By Pamela Hammonds
Any good Texan appreciates the value of a shady place in the summer. Whether you seek refuge beneath a canopy of green or one you’ve created from timbers or canvas, putting a barrier between you and the sun is a good thing. A welcome thing.
Landscape designer Stephanie Bellinger, owner of Bellinger Design Group, helped a north Texas homeowner make the most of her wooded lot, creating an enviable oasis in a suburban neighborhood (featured here). While our plant palette is limited due to our intense heat and freezing temps, not to mention our scarce rainfall and less-than-loamy soil, we do have options if we’re willing to work within the confines of our landscape.
Whether you aspire for a mountain hideaway or a tropical paradise, start with trees. Plant them early and in abundance. Stephanie suggests hardwoods such as oaks, elms and ash while certain pines make great choices as they grow fast and are evergreen. “Personally, I believe any tree is a good tree if it offers shade,” Stephanie said, “but realize that some won’t last forever. It’s interesting to note that some varieties considered ‘trash trees’ residentially in the ‘70s are now embraced as native or adaptive native—cedar, elm, ash and pecans. I wanted pecans when I moved here and people thought I was crazy for planting them in my front yard. Now you see them everywhere and they grow quickly. Plus homeowners delight in having their own pecan crop, and it is the state tree, after all.”
When planting for shade, the soil needs every consideration given to a sunny locale. Mulch, natural soil amendments and drainage are key. “Especially when working with clay soil, you’ll need organic material along with expanded shale and green sand to help with drainage,” Stephanie said. She also suggests digging a ‘dirty or ugly hole’ when planting—leaving the bottom and edges jagged to encourage roots to spread. “With a smooth-sided hole, the roots will spiral onto themselves and the tree or plant will not thrive. But trees should be planted in native, non-amended soil so the variety makes a big difference. Howard Garrett’s Texas Trees is an excellent resource for tree selection.”

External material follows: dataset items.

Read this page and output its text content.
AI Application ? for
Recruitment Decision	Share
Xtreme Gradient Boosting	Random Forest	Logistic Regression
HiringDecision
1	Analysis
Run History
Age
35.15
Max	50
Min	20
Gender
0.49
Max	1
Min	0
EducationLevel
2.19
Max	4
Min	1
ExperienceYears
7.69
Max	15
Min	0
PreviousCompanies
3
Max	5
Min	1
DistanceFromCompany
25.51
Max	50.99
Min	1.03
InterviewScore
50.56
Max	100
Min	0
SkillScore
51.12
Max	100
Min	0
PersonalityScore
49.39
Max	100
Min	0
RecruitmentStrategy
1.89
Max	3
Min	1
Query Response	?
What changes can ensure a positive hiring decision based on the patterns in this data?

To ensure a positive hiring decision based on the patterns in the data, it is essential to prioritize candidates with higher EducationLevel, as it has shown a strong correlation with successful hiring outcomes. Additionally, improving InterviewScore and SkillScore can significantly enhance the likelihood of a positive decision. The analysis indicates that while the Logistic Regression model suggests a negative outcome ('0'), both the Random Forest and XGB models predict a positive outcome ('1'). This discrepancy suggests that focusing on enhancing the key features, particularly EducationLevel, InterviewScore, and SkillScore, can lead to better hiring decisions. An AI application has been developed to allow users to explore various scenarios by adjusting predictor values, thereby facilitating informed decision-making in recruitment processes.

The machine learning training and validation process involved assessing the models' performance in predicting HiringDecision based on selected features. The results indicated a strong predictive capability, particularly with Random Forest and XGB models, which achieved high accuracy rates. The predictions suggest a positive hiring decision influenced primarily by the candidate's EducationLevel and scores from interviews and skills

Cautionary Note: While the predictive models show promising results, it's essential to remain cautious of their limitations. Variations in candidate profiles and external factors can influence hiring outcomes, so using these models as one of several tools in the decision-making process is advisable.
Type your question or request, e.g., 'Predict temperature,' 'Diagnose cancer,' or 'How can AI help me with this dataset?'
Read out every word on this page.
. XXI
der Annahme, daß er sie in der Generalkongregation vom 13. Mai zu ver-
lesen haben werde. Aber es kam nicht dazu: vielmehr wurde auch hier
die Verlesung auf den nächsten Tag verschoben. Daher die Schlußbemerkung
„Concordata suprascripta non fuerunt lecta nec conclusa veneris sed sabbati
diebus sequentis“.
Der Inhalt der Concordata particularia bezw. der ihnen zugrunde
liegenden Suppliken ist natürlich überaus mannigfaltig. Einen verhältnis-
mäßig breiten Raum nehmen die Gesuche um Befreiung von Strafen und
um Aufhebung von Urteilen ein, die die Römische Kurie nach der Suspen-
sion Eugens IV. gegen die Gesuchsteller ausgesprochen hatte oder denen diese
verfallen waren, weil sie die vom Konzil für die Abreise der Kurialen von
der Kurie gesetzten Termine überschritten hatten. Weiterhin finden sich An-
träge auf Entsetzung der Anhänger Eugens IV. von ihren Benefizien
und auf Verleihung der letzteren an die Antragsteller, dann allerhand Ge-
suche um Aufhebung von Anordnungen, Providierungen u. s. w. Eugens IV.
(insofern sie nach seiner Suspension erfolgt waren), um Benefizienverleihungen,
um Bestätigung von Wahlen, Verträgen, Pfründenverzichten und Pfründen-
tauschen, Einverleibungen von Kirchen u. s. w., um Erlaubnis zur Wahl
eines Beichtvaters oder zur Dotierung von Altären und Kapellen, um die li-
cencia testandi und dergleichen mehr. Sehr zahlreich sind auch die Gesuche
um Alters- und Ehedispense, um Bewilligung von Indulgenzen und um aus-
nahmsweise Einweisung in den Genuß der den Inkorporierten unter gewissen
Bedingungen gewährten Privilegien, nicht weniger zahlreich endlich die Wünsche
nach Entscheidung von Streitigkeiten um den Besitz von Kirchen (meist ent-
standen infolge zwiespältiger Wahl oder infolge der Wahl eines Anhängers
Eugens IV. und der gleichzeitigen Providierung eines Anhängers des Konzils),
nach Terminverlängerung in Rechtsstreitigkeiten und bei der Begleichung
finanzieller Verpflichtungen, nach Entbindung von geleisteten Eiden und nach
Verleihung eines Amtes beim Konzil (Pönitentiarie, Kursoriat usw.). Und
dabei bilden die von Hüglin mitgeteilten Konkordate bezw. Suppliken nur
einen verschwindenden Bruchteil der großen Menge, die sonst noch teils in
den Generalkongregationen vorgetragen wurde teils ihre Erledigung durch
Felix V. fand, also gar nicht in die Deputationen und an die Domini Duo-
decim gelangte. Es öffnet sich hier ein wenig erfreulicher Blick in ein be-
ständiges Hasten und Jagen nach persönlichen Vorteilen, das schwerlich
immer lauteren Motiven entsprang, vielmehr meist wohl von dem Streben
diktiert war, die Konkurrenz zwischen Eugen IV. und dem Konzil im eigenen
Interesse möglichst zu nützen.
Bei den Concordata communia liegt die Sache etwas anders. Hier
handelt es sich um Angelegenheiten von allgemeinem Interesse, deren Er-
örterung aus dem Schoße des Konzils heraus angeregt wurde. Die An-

When Stephanie first moved to Texas over 35 years ago, landscaping was about plants. Today’s gardens set the stage for outdoor living and encompass structures both rustic and contemporary that reflect the homeowner’s personality. “We’re creating environments that are more interesting, but I still like to see the hard lines of pergolas and arbors softened with living plants.”
No matter what you start with, “recognize early on that every garden evolves,” Stephanie said. “You might have a pocket of sunlight where a plant will thrive one year and the next year, it’s gone. You have to be willing to adapt and enjoy the process.”
A stone sofa surrounds a fire pit flanked by a dry creek bed while a cedar deck with stone accents utilizes even more natural materials, allowing this magnificent seating area to blend effortlessly with its habitat. Battery powered lanterns hang from nearby trees, offering an evening oasis far from suburban stresses.
Lead the Way
Decomposed granite paths bordered by stacked stone edges weave effortlessly between variegated privet, pittosporum, monkey grass, day lilies and hydrangea while shade-loving ornamental Japanese maple, dogwood and redbuds create an understory. Native elm, ash and bois d’arc (osage orange) trees provide the canopy.
A dry creek bed becomes a bubbling brook during a rare deluge, providing essential drainage that would otherwise erode the soil and uproot plants. The charming Oklahoma flagstone bridge creates a footpath over the river rock and gravel while a blushing Caladium peeks out. Who says aesthetics must surrender to practicality?
Chinese wisteria softens the hard lines of the pergola and drips with purple blossoms in early spring. Dry set flagstones create a path between natural rocks and boulders while an oleander thrives in a sunny spot. Pots of ferns and hostas create a perfect oasis for morning coffee.
Foxtail fern grows in a terra cotta pot under the pergola.
A stately bois d’arc lends an expanse of shade to the deck and surrounding plants. What better place to escape from the sun than your own natural sanctuary?
While a good groundcover might be hard to find, discovering a shade-loving variety can pose an even bigger challenge. Here Japanese Ardisia not only rises to the occasion but produces a delightful red berry in the winter and can handle some sun as well.